If he has Sea Monkeys, he's a fake

Dating a goth boy

The lip ring comes out, the Doc Martens go the thrift store and the tattered Cure shirts are locked away in the basement, never to see the light of day ever again. And by all means, do not get into a debate about which bands really fall under goth, industrial or punk genres. But be careful of the suicidal ones. You don't want to be the ugly one in the relationship.

Goth fellas make for

In researching this top, we found many users that were scammers, that trying to steal personal data or money. Each subset has its pros and cons, its faults and benefits, something to admire and adore and something to detest and despise. Goth boys take their vamp delusions rather seriously and may not understand why you are laughing hysterically at their ghoulish goals. Sure, everybody made fun of them behind their backs, but nobody had the chutzpah to do it to their faces.
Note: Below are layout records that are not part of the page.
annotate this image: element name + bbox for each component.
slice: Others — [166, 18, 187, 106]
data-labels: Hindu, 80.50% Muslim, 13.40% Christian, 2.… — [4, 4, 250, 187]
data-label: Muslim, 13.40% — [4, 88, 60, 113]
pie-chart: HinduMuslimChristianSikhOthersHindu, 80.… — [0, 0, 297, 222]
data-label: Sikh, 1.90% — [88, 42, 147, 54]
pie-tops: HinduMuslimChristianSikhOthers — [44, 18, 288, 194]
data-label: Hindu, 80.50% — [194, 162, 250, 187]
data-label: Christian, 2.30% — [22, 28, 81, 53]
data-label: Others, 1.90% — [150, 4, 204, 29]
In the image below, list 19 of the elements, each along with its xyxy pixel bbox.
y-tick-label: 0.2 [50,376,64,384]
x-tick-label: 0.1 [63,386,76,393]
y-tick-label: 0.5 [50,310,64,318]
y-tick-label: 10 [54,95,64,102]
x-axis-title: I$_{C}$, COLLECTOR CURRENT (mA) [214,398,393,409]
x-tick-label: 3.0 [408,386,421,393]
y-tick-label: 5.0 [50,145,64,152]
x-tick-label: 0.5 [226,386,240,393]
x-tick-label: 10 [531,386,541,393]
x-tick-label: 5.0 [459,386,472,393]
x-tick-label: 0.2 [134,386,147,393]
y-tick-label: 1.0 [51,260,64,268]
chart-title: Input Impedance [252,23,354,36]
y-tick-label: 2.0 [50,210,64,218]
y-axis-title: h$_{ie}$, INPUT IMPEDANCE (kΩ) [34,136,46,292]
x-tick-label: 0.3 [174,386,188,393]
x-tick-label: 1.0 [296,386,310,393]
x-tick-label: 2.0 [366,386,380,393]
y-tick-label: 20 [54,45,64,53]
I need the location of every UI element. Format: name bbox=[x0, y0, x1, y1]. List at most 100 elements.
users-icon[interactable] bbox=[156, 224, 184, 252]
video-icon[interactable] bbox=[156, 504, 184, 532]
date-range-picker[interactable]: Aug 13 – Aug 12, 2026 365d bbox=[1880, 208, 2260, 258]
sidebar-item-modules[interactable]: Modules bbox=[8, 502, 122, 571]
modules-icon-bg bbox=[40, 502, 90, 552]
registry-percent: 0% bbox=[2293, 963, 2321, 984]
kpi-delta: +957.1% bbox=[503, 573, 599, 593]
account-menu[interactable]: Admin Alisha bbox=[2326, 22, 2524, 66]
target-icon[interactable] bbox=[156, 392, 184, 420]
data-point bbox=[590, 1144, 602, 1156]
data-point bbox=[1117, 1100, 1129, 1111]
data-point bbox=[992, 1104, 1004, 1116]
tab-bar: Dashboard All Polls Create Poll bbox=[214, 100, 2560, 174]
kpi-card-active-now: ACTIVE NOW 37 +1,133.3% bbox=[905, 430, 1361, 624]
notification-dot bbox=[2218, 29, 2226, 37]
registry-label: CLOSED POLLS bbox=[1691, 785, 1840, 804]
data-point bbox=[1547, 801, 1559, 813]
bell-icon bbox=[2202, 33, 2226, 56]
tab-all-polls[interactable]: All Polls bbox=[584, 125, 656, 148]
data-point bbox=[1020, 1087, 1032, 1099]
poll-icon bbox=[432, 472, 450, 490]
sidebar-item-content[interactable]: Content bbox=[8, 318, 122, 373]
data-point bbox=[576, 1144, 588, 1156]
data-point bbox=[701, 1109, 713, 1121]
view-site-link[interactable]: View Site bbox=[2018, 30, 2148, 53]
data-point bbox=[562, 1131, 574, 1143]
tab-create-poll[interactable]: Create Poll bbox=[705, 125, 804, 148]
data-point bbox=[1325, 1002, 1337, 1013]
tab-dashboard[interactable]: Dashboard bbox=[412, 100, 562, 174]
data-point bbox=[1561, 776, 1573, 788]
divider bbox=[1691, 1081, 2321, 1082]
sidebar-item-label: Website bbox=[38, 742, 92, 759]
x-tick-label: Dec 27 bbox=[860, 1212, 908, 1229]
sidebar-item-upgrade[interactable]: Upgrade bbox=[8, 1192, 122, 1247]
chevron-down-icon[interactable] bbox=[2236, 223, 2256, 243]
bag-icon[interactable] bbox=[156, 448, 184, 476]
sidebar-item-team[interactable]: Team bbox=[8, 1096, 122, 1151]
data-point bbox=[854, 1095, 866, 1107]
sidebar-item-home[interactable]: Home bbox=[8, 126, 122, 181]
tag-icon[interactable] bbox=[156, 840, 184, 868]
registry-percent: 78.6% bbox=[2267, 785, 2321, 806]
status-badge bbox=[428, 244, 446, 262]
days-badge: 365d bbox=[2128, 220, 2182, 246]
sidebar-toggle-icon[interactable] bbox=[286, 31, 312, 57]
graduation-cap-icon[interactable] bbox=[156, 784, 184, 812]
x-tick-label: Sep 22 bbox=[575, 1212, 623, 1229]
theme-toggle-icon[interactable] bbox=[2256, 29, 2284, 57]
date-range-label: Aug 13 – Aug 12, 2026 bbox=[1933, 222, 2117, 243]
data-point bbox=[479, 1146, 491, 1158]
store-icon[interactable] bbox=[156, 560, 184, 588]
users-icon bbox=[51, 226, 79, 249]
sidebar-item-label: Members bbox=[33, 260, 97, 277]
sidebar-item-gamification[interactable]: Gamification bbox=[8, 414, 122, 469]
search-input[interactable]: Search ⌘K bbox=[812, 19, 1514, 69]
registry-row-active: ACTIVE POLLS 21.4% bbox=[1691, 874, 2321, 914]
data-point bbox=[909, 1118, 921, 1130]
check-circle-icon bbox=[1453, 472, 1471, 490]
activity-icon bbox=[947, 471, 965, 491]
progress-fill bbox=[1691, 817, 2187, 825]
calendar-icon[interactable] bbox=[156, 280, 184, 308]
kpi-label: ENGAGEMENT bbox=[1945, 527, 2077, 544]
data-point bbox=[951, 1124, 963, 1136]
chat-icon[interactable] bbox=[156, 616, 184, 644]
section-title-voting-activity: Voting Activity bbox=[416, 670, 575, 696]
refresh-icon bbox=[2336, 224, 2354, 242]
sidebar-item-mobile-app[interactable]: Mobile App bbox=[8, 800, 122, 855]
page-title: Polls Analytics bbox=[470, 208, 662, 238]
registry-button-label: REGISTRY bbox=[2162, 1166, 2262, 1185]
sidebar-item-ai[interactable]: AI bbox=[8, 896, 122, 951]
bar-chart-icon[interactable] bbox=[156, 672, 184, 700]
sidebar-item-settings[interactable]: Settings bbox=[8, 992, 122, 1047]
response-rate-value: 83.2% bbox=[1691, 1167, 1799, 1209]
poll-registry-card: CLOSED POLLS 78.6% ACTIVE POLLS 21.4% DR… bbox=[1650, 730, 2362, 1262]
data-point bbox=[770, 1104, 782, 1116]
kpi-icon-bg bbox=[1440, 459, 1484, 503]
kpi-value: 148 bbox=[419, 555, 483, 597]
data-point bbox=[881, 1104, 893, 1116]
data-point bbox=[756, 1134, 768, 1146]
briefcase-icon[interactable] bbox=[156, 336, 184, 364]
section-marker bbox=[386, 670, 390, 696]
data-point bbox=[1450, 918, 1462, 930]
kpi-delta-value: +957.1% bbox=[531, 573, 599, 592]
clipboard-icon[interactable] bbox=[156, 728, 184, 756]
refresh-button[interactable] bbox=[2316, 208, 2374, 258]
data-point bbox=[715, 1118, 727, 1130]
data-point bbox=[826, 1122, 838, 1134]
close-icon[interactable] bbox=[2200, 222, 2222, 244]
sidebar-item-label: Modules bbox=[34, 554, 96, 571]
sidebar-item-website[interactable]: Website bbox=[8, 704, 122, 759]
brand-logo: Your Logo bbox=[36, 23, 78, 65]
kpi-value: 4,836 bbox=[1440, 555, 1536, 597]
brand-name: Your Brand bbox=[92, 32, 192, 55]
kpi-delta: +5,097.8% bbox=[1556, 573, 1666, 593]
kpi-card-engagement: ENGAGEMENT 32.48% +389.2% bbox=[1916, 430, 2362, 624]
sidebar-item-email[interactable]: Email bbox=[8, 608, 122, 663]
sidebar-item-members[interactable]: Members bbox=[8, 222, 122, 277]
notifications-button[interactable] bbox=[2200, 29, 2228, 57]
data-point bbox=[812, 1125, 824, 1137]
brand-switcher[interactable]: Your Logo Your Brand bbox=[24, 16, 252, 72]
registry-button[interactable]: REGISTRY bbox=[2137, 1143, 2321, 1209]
In a way, it made them above the junior high totem, making them a more powerful caste system force than even the preppiest of preps.

Others are nauseatingly banal, downright obsessive and, on the deep, deep side of the pool, positively deranged. Watch where you step in his bedroom.

And there was something about

Goth fellas make for extra-flammable boyfriends. And there was something about that I found inherently appealing. Yes, it's true, most of us don't mind answering questions about ourselves, but being treated like a walking Encyclopedia of Goth all the time can be a bit exhausting. If he's prettier wearing your black dresses than you are - get another boyfriend. Aye, such would be a fate grimmer than death herself.

Try not to make a big deal about it. And with that, I leave you with my four tips for dating a Goth. If you were a sixth grade jock, you hung out with the seventh grade jocks and if you were a seventh grade spoiled princess, you hung out with the spoiled eighth grade princesses. Now, this post isn't about Valentines day specifically, but it does take cues from the romantic air around this time of year. Unless you're blessed with a boy who was born with black hair, you're probably going to be stuck with a boy who feels it neccessary to constantly dye his hair black.